Hari ini, tepat di bulan Oktober, pemuda itu melaju dengan kendaraan roda duanya. Dengan gejolak jiwa, dengan tak tahu arah, dan dengan diri yang tak kunjung berdamai atas cara roda kehidupan bermain. Kendaraan itu digaskannya, memasuki setiap jalan-jalan tikus, dan berpapasan dengan orang-orang.

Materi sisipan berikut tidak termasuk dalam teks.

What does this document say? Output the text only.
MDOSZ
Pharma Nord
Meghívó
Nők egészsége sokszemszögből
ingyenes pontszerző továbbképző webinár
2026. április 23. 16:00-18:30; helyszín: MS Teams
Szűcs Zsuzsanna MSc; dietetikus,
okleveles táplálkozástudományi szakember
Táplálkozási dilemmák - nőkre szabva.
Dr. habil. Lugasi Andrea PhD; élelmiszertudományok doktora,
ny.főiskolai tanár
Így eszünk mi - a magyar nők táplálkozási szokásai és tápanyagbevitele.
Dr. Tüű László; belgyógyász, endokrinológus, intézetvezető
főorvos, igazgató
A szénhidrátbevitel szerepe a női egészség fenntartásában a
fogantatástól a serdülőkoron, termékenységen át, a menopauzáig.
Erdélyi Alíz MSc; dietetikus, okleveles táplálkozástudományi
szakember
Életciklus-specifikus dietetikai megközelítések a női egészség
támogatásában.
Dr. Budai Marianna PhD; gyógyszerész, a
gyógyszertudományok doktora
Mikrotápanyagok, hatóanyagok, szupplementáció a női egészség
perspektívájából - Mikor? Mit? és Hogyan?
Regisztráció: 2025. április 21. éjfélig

Ia setir kendaraan itu dengan kecepatan sanggat rendah, baginya dengan kecepatan demikian dapat merasakan setiap objek yang ia lihat. Lalu menjadi ingatan, cara demikian merupakan suatu bentuk penghargaan pada setiap perjalanan yang ia lalui.
Walaupun memang, gejolak jiwanya yang tak kunjung meredam, ia tetap menelusuri setiap lorong sempit di Yogyakarta. Mata dan pergerakan hatinya, bagaikan bunga yang disinar oleh matahari setelah hujan turun di bumi. Maksudnya, kala ia menatap setiap pergerakan manusia lakukan waktu di perjalanan itu membuat gejolak jiwanya sedikit meneduh.
Suatu ketika, kendaraannya sudah sampai saja pada lampu pemberhentian jalan. Ia tengok burung-burung walet hinggap di setiap kabel tiang jalanan. Burung itu bersuara, bernyanyi dengan gayanya sendiri, dan berkumpul dengan sanak saudara burung.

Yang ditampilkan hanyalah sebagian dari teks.